Defendant contends that because the jury failed to find whether the offenses in counts 7 and 11 were grand or petty thefts, and whether the value of the property was more than $400 in either count, his convictions must be deemed to have been for petty theft. He relies on section 1157, which states: “Whenever a defendant is convicted of a crime or attempt to commit a crime which is distinguished into degrees, the jury, or the court if a jury trial is waived, must find the degree of the crime or attempted crime of which he is guilty. Upon the failure of the jury or the court to so determine, the degree of the crime or attempted crime of which the defendant is guilty, shall be deemed to be of the lesser degree.” The purpose of section 1157 is to resolve ambiguities in the form of the verdict and to protect the defendant from having the degree of the crime increased after judgment. (People v. Lamb (1986) 176 Cal.App.3d 932, 935.)
In People v. Preciado (1991) 233 Cal.App.3d 1244, the information charged a “‘violation of Section 459/460.1/461.1 of the Penal Code (Residential Burglary—1st Degree).’” (Id. at p. 1247.) The verdict form stated that the defendant was guilty “‘of the crime of felony, to wit: Violation of Section 459 of the Penal Code of the State of California, (Residential Burglary) as charged in Count 1 of the Information.’” (Ibid.)
The court held section 1157 did not require reduction of the offense to second degree burglary even though the verdict form did not state whether the burglary was first or second degree: “The verdict described a first degree burglary in so many words, ‘residential burglary,’ and referred to the information which did specifically charge defendant with first degree burglary.
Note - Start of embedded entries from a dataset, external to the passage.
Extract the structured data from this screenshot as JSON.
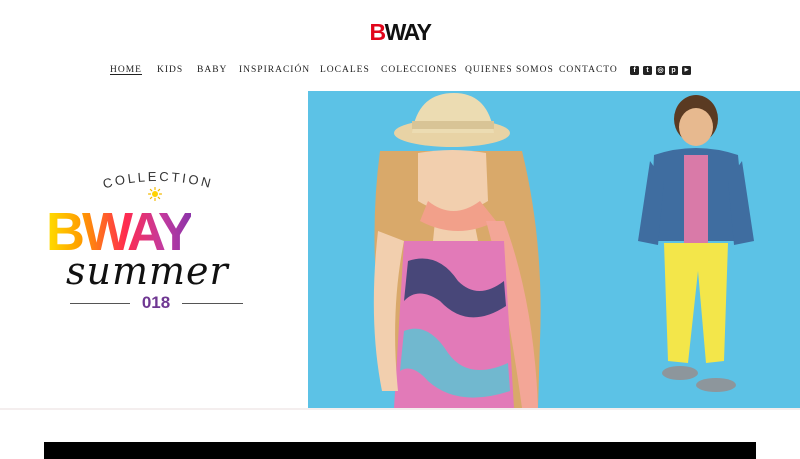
{
  "brand": {
    "logo_b": "B",
    "logo_way": "WAY"
  },
  "nav": {
    "items": [
      {
        "label": "HOME",
        "active": true
      },
      {
        "label": "KIDS",
        "active": false
      },
      {
        "label": "BABY",
        "active": false
      },
      {
        "label": "INSPIRACIÓN",
        "active": false
      },
      {
        "label": "LOCALES",
        "active": false
      },
      {
        "label": "COLECCIONES",
        "active": false
      },
      {
        "label": "QUIENES SOMOS",
        "active": false
      },
      {
        "label": "CONTACTO",
        "active": false
      }
    ]
  },
  "social": {
    "icons": [
      {
        "name": "facebook-icon",
        "glyph": "f"
      },
      {
        "name": "twitter-icon",
        "glyph": "t"
      },
      {
        "name": "instagram-icon",
        "glyph": "◎"
      },
      {
        "name": "pinterest-icon",
        "glyph": "p"
      },
      {
        "name": "youtube-icon",
        "glyph": "▶"
      }
    ]
  },
  "hero": {
    "collection_word": "COLLECTION",
    "brand_big": "BWAY",
    "summer_word": "summer",
    "year": "018"
  },
  "colors": {
    "accent_red": "#e1061b",
    "hero_bg": "#5cc2e6",
    "year_purple": "#6f3792"
  }
}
There was no evidence defendant burglarized anything but an ‘inhabited dwelling house’ [citation]. And ‘residence’ and ‘inhabited dwelling house’ are interchangeable terms. [Citation.]” (Preciado, supra, 233 Cal.App.3d at pp. 1247-1248.)
The facts in this case are similar to the facts in Preciado, supra, 233 Cal.App.3d 1244. Here, the jury’s verdict forms characterized the crimes as felony violations of section 484g, and the court referred to the information, which alleged that the loss in both counts was greater than $400. The court stated that the information charged that defendant, in count 7, “committed a violation of [section 484g] of the Penal Code, a felony, in that on or about August 6, 2006, in the County of Riverside, State of California, he did willfully and unlawfully, with the intent to defraud, use for the purpose of obtaining money, goods, services and things of value whose value exceeded $400.” As to count 11, the court stated that the information charged that defendant “committed a violation of [section 484g] of the Penal Code, a felony, in that on or about November 29, 2006, in the County of Riverside, State of California, he did willfully and unlawfully with the intent to defraud use for the purpose of obtaining money, goods, services, and things of value whose value exceeded $400.” Hence, there was nothing ambiguous in the verdict forms. The forms clearly indicated that defendant was convicted of committing felony grand thefts, and there was ample evidence before the jury to support the felony charges.
Therefore, we hold that section 1157 does not require the reduction of the offenses on counts 7 and 11 to misdemeanors because the verdict forms adequately described that the loss in both counts was greater than $400.
III
DISPOSITION
The judgment is affirmed.
We concur: RAMIREZ P. J., HOLLENHORST J.